There are few surprises at an Up-Helly-A’ procession – continuity is the name of the game for this festival and it is unlikely that those taking part would want it any other way – so we had the usual assortment of animal costumes and a numerous array of hairy cross-dressers.

Following in the jarl squad’s footsteps were a bunch of ducks, penguins, stray members of the Tartan Army, Arab sheikhs (a reference to the new consortium which arrived at Sullom Voe last year and a squad whose act revolved around our convener), a not particularly menacing bunch of Toony hoodies, some obligatory Mexicans, Irish leprechauns, sailors, auld wives and magnies. Many marched gleefully with a confident swagger and broad smiles, waving at loved ones, sporadically breaking into song and fobbing off the occasional good-natured heckler, while some – it must be said – trudged around with a barely disguised apathy.

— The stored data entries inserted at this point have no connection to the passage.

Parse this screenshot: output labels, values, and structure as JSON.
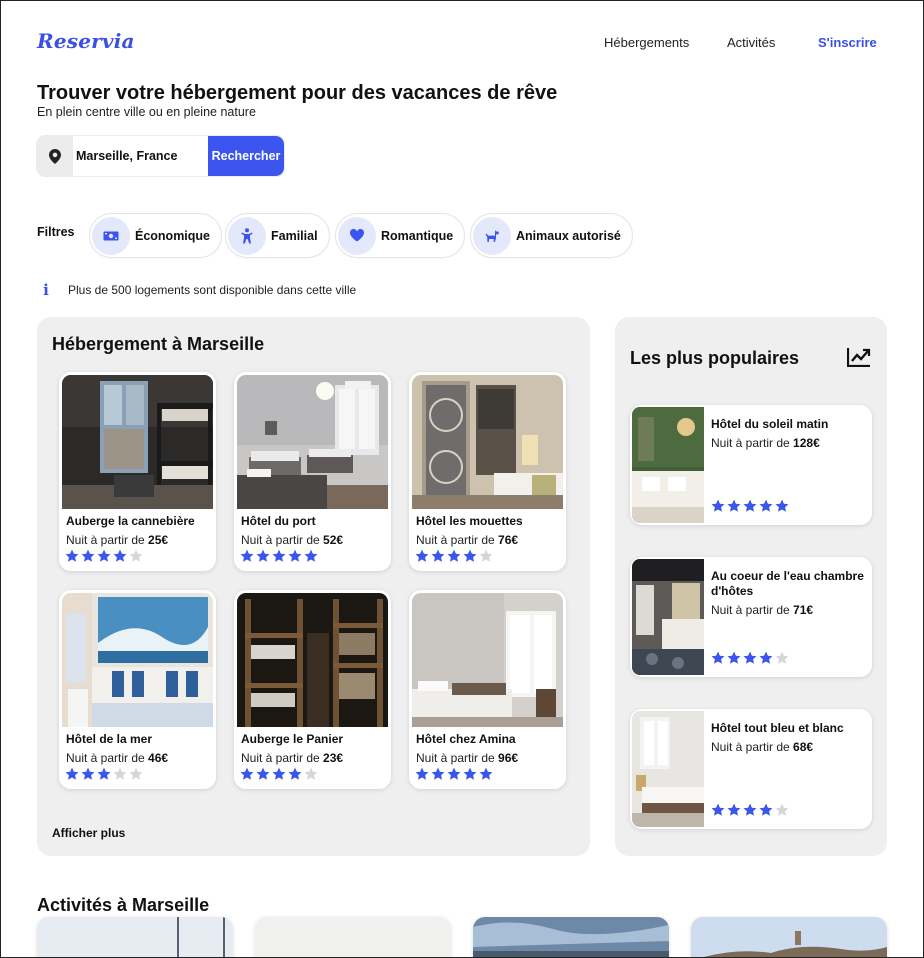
{
  "header": {
    "logo": "Reservia",
    "nav": [
      "Hébergements",
      "Activités"
    ],
    "signup": "S'inscrire"
  },
  "hero": {
    "title": "Trouver votre hébergement pour des vacances de rêve",
    "subtitle": "En plein centre ville ou en pleine nature"
  },
  "search": {
    "icon": "map-pin-icon",
    "value": "Marseille, France",
    "button": "Rechercher"
  },
  "filters": {
    "label": "Filtres",
    "items": [
      {
        "label": "Économique",
        "icon": "money-icon"
      },
      {
        "label": "Familial",
        "icon": "child-icon"
      },
      {
        "label": "Romantique",
        "icon": "heart-icon"
      },
      {
        "label": "Animaux autorisé",
        "icon": "dog-icon"
      }
    ]
  },
  "info": {
    "icon": "info-icon",
    "text": "Plus de 500 logements sont disponible dans cette ville"
  },
  "accommodations": {
    "title": "Hébergement à Marseille",
    "price_prefix": "Nuit à partir de",
    "items": [
      {
        "name": "Auberge la cannebière",
        "price": "25€",
        "rating": 4
      },
      {
        "name": "Hôtel du port",
        "price": "52€",
        "rating": 5
      },
      {
        "name": "Hôtel les mouettes",
        "price": "76€",
        "rating": 4
      },
      {
        "name": "Hôtel de la mer",
        "price": "46€",
        "rating": 3
      },
      {
        "name": "Auberge le Panier",
        "price": "23€",
        "rating": 4
      },
      {
        "name": "Hôtel chez Amina",
        "price": "96€",
        "rating": 5
      }
    ],
    "show_more": "Afficher plus"
  },
  "popular": {
    "title": "Les plus populaires",
    "icon": "trending-up-icon",
    "price_prefix": "Nuit à partir de",
    "items": [
      {
        "name": "Hôtel du soleil matin",
        "price": "128€",
        "rating": 5
      },
      {
        "name": "Au coeur de l'eau chambre d'hôtes",
        "price": "71€",
        "rating": 4
      },
      {
        "name": "Hôtel tout bleu et blanc",
        "price": "68€",
        "rating": 4
      }
    ]
  },
  "activities": {
    "title": "Activités à Marseille"
  },
  "colors": {
    "accent": "#3b55ee",
    "star_on": "#3b55ee",
    "star_off": "#d6d6d6",
    "panel_bg": "#efefef"
  }
}
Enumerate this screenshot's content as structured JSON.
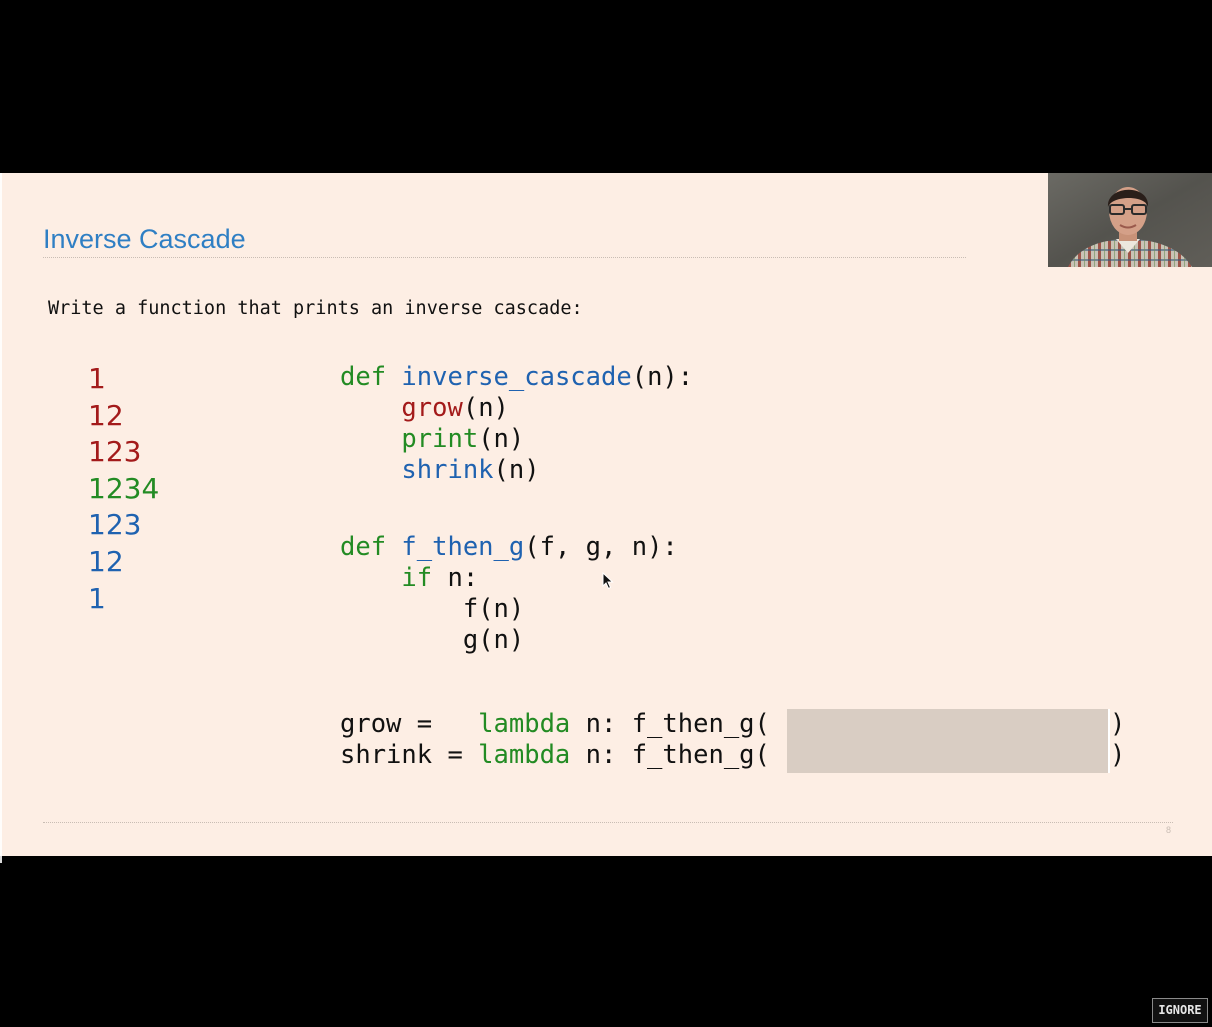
{
  "slide": {
    "title": "Inverse Cascade",
    "prompt": "Write a function that prints an inverse cascade:",
    "page_number": "8",
    "cascade": [
      {
        "text": "1",
        "color": "#a31a1a"
      },
      {
        "text": "12",
        "color": "#a31a1a"
      },
      {
        "text": "123",
        "color": "#a31a1a"
      },
      {
        "text": "1234",
        "color": "#238b23"
      },
      {
        "text": "123",
        "color": "#1f62b0"
      },
      {
        "text": "12",
        "color": "#1f62b0"
      },
      {
        "text": "1",
        "color": "#1f62b0"
      }
    ],
    "code": {
      "inverse_cascade": {
        "signature": [
          {
            "text": "def",
            "color": "#238b23"
          },
          {
            "text": " ",
            "color": "#111111"
          },
          {
            "text": "inverse_cascade",
            "color": "#1f62b0"
          },
          {
            "text": "(n):",
            "color": "#111111"
          }
        ],
        "body": [
          [
            {
              "text": "    ",
              "color": "#111111"
            },
            {
              "text": "grow",
              "color": "#a31a1a"
            },
            {
              "text": "(n)",
              "color": "#111111"
            }
          ],
          [
            {
              "text": "    ",
              "color": "#111111"
            },
            {
              "text": "print",
              "color": "#238b23"
            },
            {
              "text": "(n)",
              "color": "#111111"
            }
          ],
          [
            {
              "text": "    ",
              "color": "#111111"
            },
            {
              "text": "shrink",
              "color": "#1f62b0"
            },
            {
              "text": "(n)",
              "color": "#111111"
            }
          ]
        ]
      },
      "f_then_g": {
        "signature": [
          {
            "text": "def",
            "color": "#238b23"
          },
          {
            "text": " ",
            "color": "#111111"
          },
          {
            "text": "f_then_g",
            "color": "#1f62b0"
          },
          {
            "text": "(f, g, n):",
            "color": "#111111"
          }
        ],
        "body": [
          [
            {
              "text": "    ",
              "color": "#111111"
            },
            {
              "text": "if",
              "color": "#238b23"
            },
            {
              "text": " n:",
              "color": "#111111"
            }
          ],
          [
            {
              "text": "        f(n)",
              "color": "#111111"
            }
          ],
          [
            {
              "text": "        g(n)",
              "color": "#111111"
            }
          ]
        ]
      },
      "grow_line": [
        {
          "text": "grow =   ",
          "color": "#111111"
        },
        {
          "text": "lambda",
          "color": "#238b23"
        },
        {
          "text": " n: f_then_g(",
          "color": "#111111"
        }
      ],
      "shrink_line": [
        {
          "text": "shrink = ",
          "color": "#111111"
        },
        {
          "text": "lambda",
          "color": "#238b23"
        },
        {
          "text": " n: f_then_g(",
          "color": "#111111"
        }
      ],
      "closing_paren": ")"
    },
    "colors": {
      "background": "#fdeee4",
      "title": "#2f7fc4",
      "blank_box": "#d9cdc3"
    }
  },
  "webcam": {
    "icon": "presenter-webcam"
  },
  "overlay": {
    "ignore_label": "IGNORE"
  }
}
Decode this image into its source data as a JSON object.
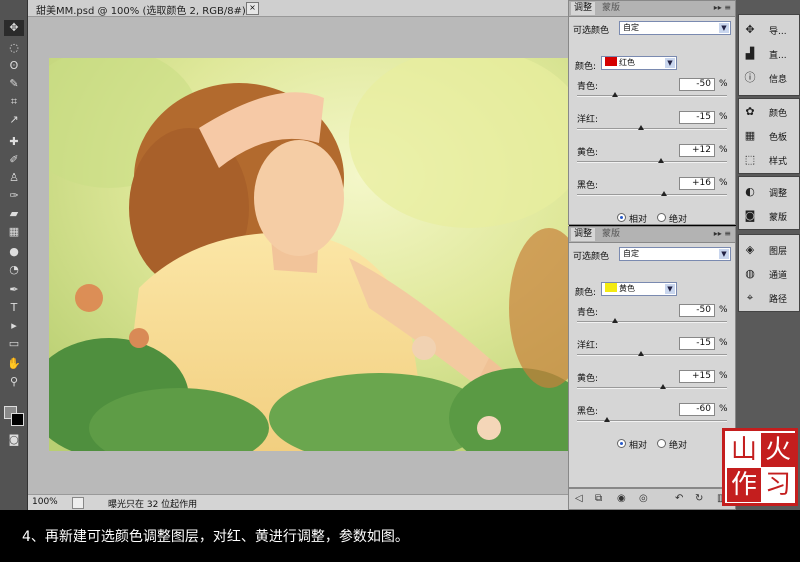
{
  "document": {
    "tab_title": "甜美MM.psd @ 100% (选取颜色 2, RGB/8#) *",
    "close_glyph": "×",
    "zoom": "100%",
    "status_text": "曝光只在 32 位起作用"
  },
  "adjustment_panels": [
    {
      "tab_active": "调整",
      "tab_inactive": "蒙版",
      "title": "可选颜色",
      "preset": "自定",
      "color_label": "颜色:",
      "color_value": "红色",
      "color_hex": "#d40000",
      "sliders": [
        {
          "label": "青色:",
          "value": "-50",
          "fraction": 0.25
        },
        {
          "label": "洋红:",
          "value": "-15",
          "fraction": 0.425
        },
        {
          "label": "黄色:",
          "value": "+12",
          "fraction": 0.56
        },
        {
          "label": "黑色:",
          "value": "+16",
          "fraction": 0.58
        }
      ],
      "percent": "%",
      "radio_relative": "相对",
      "radio_absolute": "绝对"
    },
    {
      "tab_active": "调整",
      "tab_inactive": "蒙版",
      "title": "可选颜色",
      "preset": "自定",
      "color_label": "颜色:",
      "color_value": "黄色",
      "color_hex": "#f3ea12",
      "sliders": [
        {
          "label": "青色:",
          "value": "-50",
          "fraction": 0.25
        },
        {
          "label": "洋红:",
          "value": "-15",
          "fraction": 0.425
        },
        {
          "label": "黄色:",
          "value": "+15",
          "fraction": 0.575
        },
        {
          "label": "黑色:",
          "value": "-60",
          "fraction": 0.2
        }
      ],
      "percent": "%",
      "radio_relative": "相对",
      "radio_absolute": "绝对"
    }
  ],
  "dock": {
    "group1": [
      "导...",
      "直...",
      "信息"
    ],
    "group2": [
      "颜色",
      "色板",
      "样式"
    ],
    "group3": [
      "调整",
      "蒙版"
    ],
    "group4": [
      "图层",
      "通道",
      "路径"
    ]
  },
  "seal": {
    "chars": [
      "山",
      "火",
      "作",
      "习"
    ]
  },
  "caption": "4、再新建可选颜色调整图层，对红、黄进行调整，参数如图。",
  "colors": {
    "ui_gray": "#d6d6d6",
    "seal_red": "#c41e1e",
    "canvas_gray": "#b9b9b9"
  }
}
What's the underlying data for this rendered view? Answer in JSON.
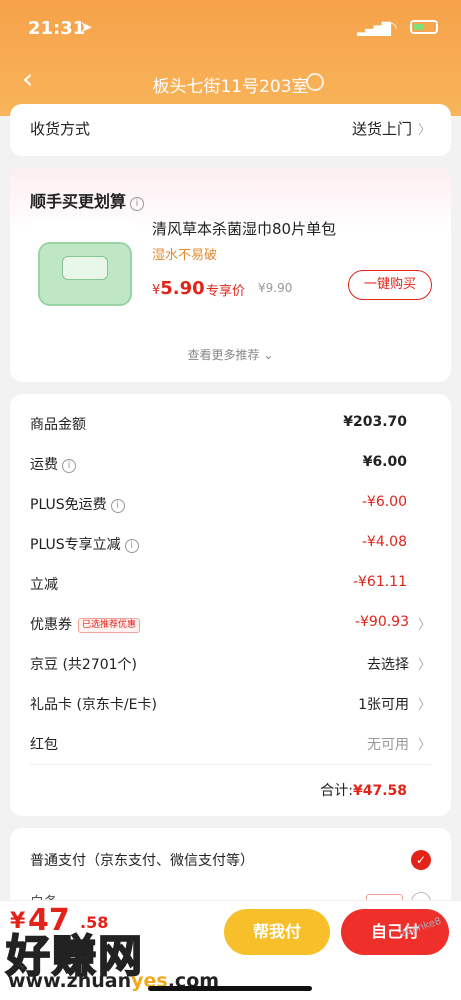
{
  "status_bar": {
    "time": "21:31"
  },
  "nav": {
    "title": "板头七街11号203室"
  },
  "delivery": {
    "label": "收货方式",
    "value": "送货上门"
  },
  "upsell": {
    "title": "顺手买更划算",
    "product_name": "清风草本杀菌湿巾80片单包",
    "product_sub": "湿水不易破",
    "price_symbol": "¥",
    "price": "5.90",
    "price_tag": "专享价",
    "original_price": "¥9.90",
    "buy_button": "一键购买",
    "see_more": "查看更多推荐"
  },
  "summary": {
    "rows": [
      {
        "label": "商品金额",
        "value": "¥203.70"
      },
      {
        "label": "运费",
        "value": "¥6.00"
      },
      {
        "label": "PLUS免运费",
        "value": "-¥6.00"
      },
      {
        "label": "PLUS专享立减",
        "value": "-¥4.08"
      },
      {
        "label": "立减",
        "value": "-¥61.11"
      },
      {
        "label": "优惠券",
        "chip": "已选推荐优惠",
        "value": "-¥90.93"
      },
      {
        "label": "京豆 (共2701个)",
        "value": "去选择"
      },
      {
        "label": "礼品卡 (京东卡/E卡)",
        "value": "1张可用"
      },
      {
        "label": "红包",
        "value": "无可用"
      }
    ],
    "total_label": "合计:",
    "total_value": "¥47.58"
  },
  "payment": {
    "option1": "普通支付（京东支付、微信支付等）",
    "option2": "白条"
  },
  "bottom": {
    "yen": "¥",
    "amount": "47",
    "amount_small": ".58",
    "help_pay": "帮我付",
    "self_pay": "自己付"
  },
  "watermark": {
    "text": "好赚网",
    "url_a": "www.zhuan",
    "url_b": "yes",
    "url_c": ".com",
    "corner": "zuanke8"
  }
}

They could scarcely have picked a better night for the fire festival, with the early day drizzle a long forgotten memory; an almost crystal clear sky and the absence of the moon left the centre of the town in complete darkness save for the bright orange glow of the torches, and the odd glow stick enterprisingly taken along by young­sters, presumably looking to navigate through the pitch black streets without knocking anyone over.

Incidentally, on the fringes of the procession us lane-dwellers once again had to put up with a few unwanted instances of urine streaming down our walls, paths and occasionally doorways – this is not a dig at the guizers themselves, for whom nature inevitably calls after a few drams, but it would be nice if some portakabins could be provided – as they would for any alcohol-fuelled gathering on a similar scale on the mainland.

The usual throng of tourists and Up-Helly-A’ newcomers seemed bemused and enthralled in almost equal measure by what does remain a truly unique spectacle for the uninitiated, who witnessed 970 guizers spread across 46 squads – the biggest number taking part in the procession for some 14 years – striding up and down the streets to marching songs for nearly an hour, before the whoosh and bang of a solitary flare in the night sky heralded the beginning of the end for hundreds of hours of careful craftsmanship in the Galley Shed.

Mouat, silhouetted standing in the stern of the Viking longship, judiciously stepped out of the galley just before 8.30pm, ahead of the traditional short, ominous blast of a bugle, which prompted cheers and a flurry of what seemed like hundreds of camera flashes as the hundreds of torches – still just about alight – were flung into Is Bjorn.

The galley’s mast immediately went up in flames but stood strong for a good five minutes before its symbolic collapse as the guizers and the Lerwick brass band, minus their Kirkwall counterparts this year, launched into a stirring rendition of The Norseman’s Home. Then came a short but spectacular display of fireworks before the guizers and hall-goers left the smouldering galley and trotted off for the serious business: their 12-hour appointment with some hard liquor, dancing and assorted shenanigans around the dozen halls.